The response to GnRH test was suppressed (no increase in basal gonadotrophins) in two cases, but this was not associated with an elevated oestradiol level. This might be due to a previous and transient follicular cyst although these transient ovarian cysts are often associated with breast development which was not the case in our patients. A suppressed response of gonadotrophins is seen in other causes of peripheral precocious puberty such as adrenal and ovary tumors. DHEAS values were normal in all our patients and none of them had an advanced bone age, which is classically seen in such cases of peripheral precocious puberty. Two girls were younger than four years of age. In case of uterine bleeding at a very young age (most often below the age of two) Mc Cune Albright syndrome must be considered. This sporadic disorder is accompanied by café-au-lait spots and fibrous bone dysplasia. This triad can also fit into other endocrine pathologies like pituitary adenoma, hyperthyroidism. The ultrasound examination of these children typically shows voluminous ovarian cysts, which was not seen in our cases. Detailed history did not evoke any exposure to exogenous oestrogens in our patients. None of them had taken any herbal medicines or was having contact with a mother, grandmother or caretaker treated with dermal oestrogens.
A temporary activation of the hypothalamic pituitary axis was unlikely in our population of girls with menstrual-like vaginal bleeding, since there was neither an increase of gonadotrophins nor of oestradiol levels. Ultrasound showed a normal prepubertal state of uterine maturation and the absence of endometrial proliferation. In only one girl endometrial lining was evidenced, suggestive of an increased sensitivity of the endometrium as possible mechanism in this particular case.
Surprisingly, active bleeding was seen in only one girl in our study. We cannot exclude that some of these girls might suffer from the Munchausen by Proxy syndrome. This psychiatric syndrome due to relational problems confirms the importance of an objective evaluation of the vaginal bleeding (Sterling, 2007). Some conditions and symptoms may be faked by the caregiver or the parents and even the child may inflict injury on itself to draw attention and sympathy.

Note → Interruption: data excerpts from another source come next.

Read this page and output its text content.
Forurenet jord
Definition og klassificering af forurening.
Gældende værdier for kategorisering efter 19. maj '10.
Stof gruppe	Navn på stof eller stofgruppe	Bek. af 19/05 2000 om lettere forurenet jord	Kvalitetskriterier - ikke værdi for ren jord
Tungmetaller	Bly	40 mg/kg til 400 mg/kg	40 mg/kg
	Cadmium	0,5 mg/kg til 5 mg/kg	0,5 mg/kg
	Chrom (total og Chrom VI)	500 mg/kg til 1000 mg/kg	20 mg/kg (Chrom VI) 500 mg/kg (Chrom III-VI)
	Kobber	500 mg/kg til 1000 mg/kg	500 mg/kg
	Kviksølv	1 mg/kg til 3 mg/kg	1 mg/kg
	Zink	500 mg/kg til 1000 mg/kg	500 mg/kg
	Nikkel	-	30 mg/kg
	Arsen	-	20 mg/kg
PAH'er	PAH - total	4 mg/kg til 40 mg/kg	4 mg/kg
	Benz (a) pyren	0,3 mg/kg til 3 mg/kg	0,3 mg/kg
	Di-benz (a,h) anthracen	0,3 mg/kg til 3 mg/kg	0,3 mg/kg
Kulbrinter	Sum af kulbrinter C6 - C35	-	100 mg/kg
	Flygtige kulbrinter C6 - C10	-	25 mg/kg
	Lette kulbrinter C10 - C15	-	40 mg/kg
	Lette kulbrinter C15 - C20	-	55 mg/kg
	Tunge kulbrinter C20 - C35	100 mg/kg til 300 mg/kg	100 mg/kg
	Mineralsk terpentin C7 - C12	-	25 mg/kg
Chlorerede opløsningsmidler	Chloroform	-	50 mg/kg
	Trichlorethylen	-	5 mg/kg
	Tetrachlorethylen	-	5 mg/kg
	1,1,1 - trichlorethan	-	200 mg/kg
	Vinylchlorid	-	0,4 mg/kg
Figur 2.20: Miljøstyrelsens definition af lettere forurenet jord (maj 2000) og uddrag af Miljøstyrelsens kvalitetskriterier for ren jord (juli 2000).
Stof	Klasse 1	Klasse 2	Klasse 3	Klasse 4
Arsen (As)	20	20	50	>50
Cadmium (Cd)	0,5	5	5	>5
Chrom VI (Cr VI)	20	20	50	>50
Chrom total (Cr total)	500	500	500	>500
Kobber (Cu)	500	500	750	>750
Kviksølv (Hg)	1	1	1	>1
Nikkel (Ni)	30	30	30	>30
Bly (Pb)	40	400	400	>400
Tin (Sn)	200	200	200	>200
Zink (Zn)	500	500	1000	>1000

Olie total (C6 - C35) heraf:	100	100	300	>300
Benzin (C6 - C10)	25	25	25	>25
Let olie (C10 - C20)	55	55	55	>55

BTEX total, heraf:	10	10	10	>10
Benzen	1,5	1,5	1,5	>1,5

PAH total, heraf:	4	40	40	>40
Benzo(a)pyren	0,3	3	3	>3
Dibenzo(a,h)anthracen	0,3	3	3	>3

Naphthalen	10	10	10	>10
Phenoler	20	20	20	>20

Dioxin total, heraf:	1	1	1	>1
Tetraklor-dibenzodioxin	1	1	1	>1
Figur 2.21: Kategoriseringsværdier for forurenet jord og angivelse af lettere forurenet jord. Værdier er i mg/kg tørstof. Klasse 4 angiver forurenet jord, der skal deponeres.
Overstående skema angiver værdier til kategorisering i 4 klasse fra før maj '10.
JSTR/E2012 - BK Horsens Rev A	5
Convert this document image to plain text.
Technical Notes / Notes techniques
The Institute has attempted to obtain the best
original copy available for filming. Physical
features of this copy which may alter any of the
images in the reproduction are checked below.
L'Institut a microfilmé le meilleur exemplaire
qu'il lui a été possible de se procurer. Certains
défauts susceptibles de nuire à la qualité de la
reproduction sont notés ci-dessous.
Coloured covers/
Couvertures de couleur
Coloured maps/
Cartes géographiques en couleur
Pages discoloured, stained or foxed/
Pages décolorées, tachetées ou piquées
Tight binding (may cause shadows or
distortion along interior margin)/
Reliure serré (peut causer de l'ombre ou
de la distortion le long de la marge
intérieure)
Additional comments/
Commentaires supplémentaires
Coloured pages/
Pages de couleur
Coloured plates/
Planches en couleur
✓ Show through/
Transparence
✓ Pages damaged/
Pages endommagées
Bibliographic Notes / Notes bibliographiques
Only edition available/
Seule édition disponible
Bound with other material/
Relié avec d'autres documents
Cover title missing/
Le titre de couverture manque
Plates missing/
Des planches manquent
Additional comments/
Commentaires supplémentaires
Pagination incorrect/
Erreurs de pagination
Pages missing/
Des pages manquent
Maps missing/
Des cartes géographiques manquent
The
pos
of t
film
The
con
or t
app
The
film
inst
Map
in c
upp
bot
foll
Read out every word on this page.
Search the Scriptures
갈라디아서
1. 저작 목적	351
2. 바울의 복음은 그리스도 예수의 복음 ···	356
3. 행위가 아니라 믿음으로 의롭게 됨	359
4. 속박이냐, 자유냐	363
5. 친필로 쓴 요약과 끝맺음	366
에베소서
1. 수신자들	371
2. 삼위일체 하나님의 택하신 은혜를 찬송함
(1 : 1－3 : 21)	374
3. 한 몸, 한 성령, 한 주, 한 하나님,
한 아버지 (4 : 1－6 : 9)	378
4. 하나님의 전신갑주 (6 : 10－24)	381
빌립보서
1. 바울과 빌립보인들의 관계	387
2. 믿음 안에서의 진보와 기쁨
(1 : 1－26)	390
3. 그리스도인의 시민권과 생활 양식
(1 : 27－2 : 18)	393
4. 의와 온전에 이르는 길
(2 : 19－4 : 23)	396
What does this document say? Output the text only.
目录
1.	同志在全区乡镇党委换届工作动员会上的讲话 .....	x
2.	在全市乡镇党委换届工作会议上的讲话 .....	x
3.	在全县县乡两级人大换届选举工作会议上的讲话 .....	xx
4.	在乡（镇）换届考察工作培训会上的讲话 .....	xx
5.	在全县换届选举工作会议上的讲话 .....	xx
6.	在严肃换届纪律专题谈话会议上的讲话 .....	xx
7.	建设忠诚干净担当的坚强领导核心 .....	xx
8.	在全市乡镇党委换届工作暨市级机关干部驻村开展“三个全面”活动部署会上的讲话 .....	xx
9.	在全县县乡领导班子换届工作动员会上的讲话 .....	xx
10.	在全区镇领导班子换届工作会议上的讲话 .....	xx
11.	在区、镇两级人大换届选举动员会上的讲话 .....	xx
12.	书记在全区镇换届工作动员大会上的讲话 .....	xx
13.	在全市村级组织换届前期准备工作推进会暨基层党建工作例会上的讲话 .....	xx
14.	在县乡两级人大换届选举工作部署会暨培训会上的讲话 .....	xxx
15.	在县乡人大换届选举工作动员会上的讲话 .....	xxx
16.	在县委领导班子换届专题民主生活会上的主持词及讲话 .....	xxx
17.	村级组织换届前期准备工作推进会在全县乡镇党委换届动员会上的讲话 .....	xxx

Prepubertal vaginal bleeding is a source of anxiety not only for the girl, but also for her family. In each case a prompt evaluation is recommended and warranted. If no explanation can be found, only clinical observation and reassurance of the girl and parents are necessary (Golub et al., 2008; Posnet et al., 2006). The clinician should also be sensitive to the unspoken concern of possible sexual molestation. Harmful traditional practices of genital mutilation in foreign girls can be another cause of genital bleeding.
Conclusion
The aetiology of cyclic vaginal bleeding in prepubertal girls remains unknown in most cases. It must be differentiated form early pubertal timing and peripheral precocious puberty. More research is needed to clarify its pathophysiology.